The law was seen in January as a sign of the SCAF's willingness to secure the independence of a number of major institutions before the final transfer of power to elected bodies with likely Islamist majorities.
 
Al-Azhar was perceived by many secularists as the bulwark of moderate Islam, able to counter the rise of Salafist Islamist currents as well as the Muslim
Brotherhood. Back then the idea sounded good: granting autonomy to a moderate institution that can fend off a more conservative takeover of the religious sphere.
 
Al-Azhar's future status is becoming even more critical as religion and politics are bound to merge strongly with the rise of Islamist parties to political power.
 
The SCAF's original plan, however, did not work out, hampered by President Morsi's successful removal in early August of key members of the military council and the annulment of its constitutional additions.
 
Now it seems that the Egyptian state has just a single master, its elected president. The Muslim Brotherhood has not shown any reluctance in using its formal power through the parliament and presidency to tighten its grip on state institutions. 
 
The Brotherhood-dominated Shura Council appointed Brotherhood allies as the heads of state-owned newspapers.
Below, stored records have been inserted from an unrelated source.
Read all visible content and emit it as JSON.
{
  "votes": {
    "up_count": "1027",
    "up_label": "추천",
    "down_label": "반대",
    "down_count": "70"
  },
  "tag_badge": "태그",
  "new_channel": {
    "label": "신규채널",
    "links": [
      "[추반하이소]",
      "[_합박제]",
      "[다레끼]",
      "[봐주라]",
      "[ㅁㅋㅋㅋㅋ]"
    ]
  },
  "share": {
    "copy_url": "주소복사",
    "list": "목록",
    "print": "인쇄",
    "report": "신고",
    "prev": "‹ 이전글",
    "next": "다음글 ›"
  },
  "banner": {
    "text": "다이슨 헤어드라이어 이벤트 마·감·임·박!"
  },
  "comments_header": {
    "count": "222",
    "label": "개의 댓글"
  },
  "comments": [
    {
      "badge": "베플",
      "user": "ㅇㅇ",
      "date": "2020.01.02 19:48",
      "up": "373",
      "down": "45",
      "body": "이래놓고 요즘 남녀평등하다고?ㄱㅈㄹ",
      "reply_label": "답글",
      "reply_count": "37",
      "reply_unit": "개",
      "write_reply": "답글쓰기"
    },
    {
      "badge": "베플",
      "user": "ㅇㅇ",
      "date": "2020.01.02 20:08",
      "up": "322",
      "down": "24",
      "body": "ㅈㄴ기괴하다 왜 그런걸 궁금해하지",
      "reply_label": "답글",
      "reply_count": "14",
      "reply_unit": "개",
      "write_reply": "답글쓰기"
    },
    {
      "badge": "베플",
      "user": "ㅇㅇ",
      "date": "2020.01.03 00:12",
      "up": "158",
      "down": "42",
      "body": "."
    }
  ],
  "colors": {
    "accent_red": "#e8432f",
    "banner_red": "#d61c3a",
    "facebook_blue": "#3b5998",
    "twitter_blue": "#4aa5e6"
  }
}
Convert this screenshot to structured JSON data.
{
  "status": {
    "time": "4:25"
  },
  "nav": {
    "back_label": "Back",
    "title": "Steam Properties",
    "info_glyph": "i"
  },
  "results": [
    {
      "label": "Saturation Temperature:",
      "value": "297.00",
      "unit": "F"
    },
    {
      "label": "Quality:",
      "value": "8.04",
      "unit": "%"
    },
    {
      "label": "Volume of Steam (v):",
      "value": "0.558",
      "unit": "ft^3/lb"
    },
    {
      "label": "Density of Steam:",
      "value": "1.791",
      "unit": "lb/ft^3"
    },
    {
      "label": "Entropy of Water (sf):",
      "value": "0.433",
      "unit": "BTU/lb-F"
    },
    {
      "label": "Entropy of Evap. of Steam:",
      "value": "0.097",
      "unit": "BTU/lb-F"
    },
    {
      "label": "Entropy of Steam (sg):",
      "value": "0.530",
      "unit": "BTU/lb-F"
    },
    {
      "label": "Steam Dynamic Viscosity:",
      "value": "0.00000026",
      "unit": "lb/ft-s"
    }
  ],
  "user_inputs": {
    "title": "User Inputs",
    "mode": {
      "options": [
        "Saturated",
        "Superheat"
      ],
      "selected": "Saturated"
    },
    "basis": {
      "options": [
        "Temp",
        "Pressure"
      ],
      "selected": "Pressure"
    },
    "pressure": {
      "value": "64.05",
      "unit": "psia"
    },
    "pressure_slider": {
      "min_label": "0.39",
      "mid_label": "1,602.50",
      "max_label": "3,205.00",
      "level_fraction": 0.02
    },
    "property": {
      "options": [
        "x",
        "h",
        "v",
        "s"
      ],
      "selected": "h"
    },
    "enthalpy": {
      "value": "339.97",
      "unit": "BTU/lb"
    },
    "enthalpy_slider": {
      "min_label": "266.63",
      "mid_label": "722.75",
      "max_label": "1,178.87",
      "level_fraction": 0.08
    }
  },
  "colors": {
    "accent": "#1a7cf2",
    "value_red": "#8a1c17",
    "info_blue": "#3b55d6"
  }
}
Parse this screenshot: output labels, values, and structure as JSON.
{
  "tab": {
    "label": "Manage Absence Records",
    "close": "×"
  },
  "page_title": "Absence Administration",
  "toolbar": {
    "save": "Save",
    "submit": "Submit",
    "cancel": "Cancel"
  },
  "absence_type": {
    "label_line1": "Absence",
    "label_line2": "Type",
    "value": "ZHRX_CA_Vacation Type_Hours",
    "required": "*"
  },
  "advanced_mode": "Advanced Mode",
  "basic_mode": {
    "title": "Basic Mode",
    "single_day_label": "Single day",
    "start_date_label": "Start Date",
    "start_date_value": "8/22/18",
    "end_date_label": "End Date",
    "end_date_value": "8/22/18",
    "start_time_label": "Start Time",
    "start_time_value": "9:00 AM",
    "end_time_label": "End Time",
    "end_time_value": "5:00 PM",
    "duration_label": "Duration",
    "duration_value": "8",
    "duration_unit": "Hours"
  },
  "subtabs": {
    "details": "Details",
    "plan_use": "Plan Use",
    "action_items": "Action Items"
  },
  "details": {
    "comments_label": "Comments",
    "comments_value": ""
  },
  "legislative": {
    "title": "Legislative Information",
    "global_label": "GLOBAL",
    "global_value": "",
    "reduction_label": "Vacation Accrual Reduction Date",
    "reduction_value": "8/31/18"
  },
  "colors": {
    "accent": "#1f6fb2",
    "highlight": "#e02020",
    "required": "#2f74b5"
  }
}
One from the Brotherhood's ranks was appointed to head the Ministry of Information.
 
Now it seems the Brotherhood is prioritising by moving to control the institutions of ideology-production that it has inherited from the previous authoritarian regime. 
 
The Brothers are not, apparently, keen on liberalising these areas or privatising state-owned newspapers and TV channels. Rather, it seems that a crackdown on independent and private media is being prepared using the arsenal of laws and regulations introduced during Mubarak's rule.
 
In such a context, the direct control of Al-Azhar will soon be at the top of the agenda, encouraged perhaps by the fact that the Brotherhood has a sizable number of supporters within its halls.
 
So what will happen if the Brotherhood puts its hands on Egypt's oldest and most prestigious Islamic institution?
 
To start with, the Brotherhood will achieve the short-term goal of rallying Al-Azhar behind their political cause. 
 
Al-Azhar which has been historically supportive of whoever rules Egypt will reassume its long-established practices and back the Brotherhood's public policies. 
 
The Brotherhood would achieve another, longer-term and more indirect, goal of mixing politics with religion, something that corresponds to the Brotherhood's ideological conviction of Islam's comprehensive nature.
 
Yet inheriting the long tradition of Al-Azhar's dependency on the state means that the Brotherhood are likely to inherent the very contradictions that Mubarak's regime faced in their struggle to tue the religious sphere to their political ends. 
 
Using Al-Azhar to legitimise the political decisions taken by the president or any future MB-dominated parliament means the institution will have to fight anti-establishment and anti-system tendencies and views traditionally held by many Salafist and Islamist groups.
 
Issues such as the peace treaty with Israel, tourism, banking, the status of Copts and other non-Muslim minorities are likely to be religiously contentious and controversial even under an Islamist government led by the Brotherhood. 
 
In this sense, the Brotherhood will not only inherit Mubarak's authoritarian state, they will inherit its enemies and allies as well.
 
For instance, the Brotherhood will have serious problems playing around with the current structure of the Egyptian economy. 
 
Economic recovery, necessary for the creation of jobs and the generation of growth, depends heavily on getting tourism back on track regardless of religious reservations over the behaviour of foreign visitorss that have been voiced by Islamist politicians and clerics.
 
The same applies to the current banking sector which has been deemed usury-based by many Islamists.
 
In the same vein, the Brothers's takeover of the Egyptian state requires that they honour its international commitments vis-a-vis the United States and Israel. Security coordination in Sinai and regarding Gaza will soon become a controversial issue amongst the Islamists themselves. Similarly, the Brotherhood cannot afford any further deterioration in Muslim-Coptic relations. 
 
All of these commitments will be translated sooner rather than later into contentious political decisions. Their stances will be supported by a MB-dominated religious establishment in the face of other dissatisfied Islamist groups and individuals.
 
While the Brotherhood's plan to control the Nasserist apparati of ideology-production such as the media and education is likely to bring them into conflict with the secularists, their attempted domination of the religious sphere will drive them into a clash with the Islamists. 
 
The formation of an Islamist opposition to the Brotherhood is already in the making. The clash with Jihadi militants in Sinai is a first instance, but it could extend to the Nile valley amongst like-minded groups with anti-American and anti-Zionist stances.
 
As the Brotherhood becomes more immersed in the pragmatic, day-to-day management of the country, it will have to come to terms with the probable rise of a religious far-right calling for former ideological stances under an Islamic government. 
 
This trend has already been tested with Hazem Salah Abu Ismail, who may prove to be the precursor of a populist Islamist movement.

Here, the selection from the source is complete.